Health workers in part of a troubled Pakistani tribal region Friday refused to participate in a polio vaccination campaign because of security threats, officials said.
The three-day campaign in the Khyber tribal district is due to start on Saturday, almost three weeks after gunmen shot dead a worker while he was administering polio drops and vaccines to children in the town of Jamrud.
Efforts to stamp out the crippling disease in Pakistan have been seriously hampered by militant attacks on health workers inoculating children.
The Pakistani Taliban banned polio vaccinations in the tribal region of Waziristan in 2012, alleging the campaign was a cover for espionage.
"The employees at the civil hospital in Jamrud swore on oath that they will not join the campaign owing to serious security threats," a senior health official in the region told AFP on condition of anonymity.
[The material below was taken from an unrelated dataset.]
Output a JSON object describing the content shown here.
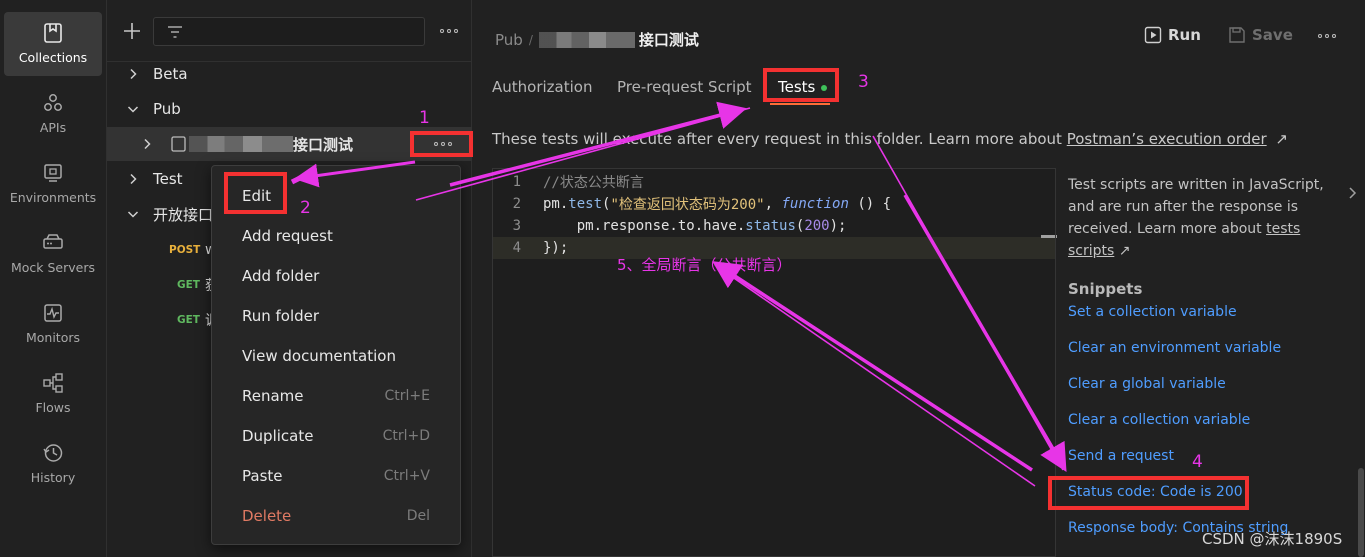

He said these employees recently held talks with the local administration and demanded better security and higher wages for health workers.
He said the campaign would be launched according to schedule in Bara and Landi Kotal towns of Khyber from Saturday.
"If the health workers do not participate in the campaign in Jamrud, we will hire the local tribal police for the purpose," the official added.
One health worker in Jamrud told AFP he and his colleagues had received threats from militants on Thursday night warning them of serious consequences if they joined the campaign.
"Our lives are dear to us and we have decided not to join the campaign," he said, asking not to be named.
Pakistan is one of three countries in the world where polio remains endemic, along with Afghanistan and Nigeria.
Eradication efforts have also suffered due to long-standing rumours that the vaccine was part of a Western plot to sterilise Muslims.
According to the World Health Organization, Pakistan recorded 85 cases of polio last year compared with 58 in 2012.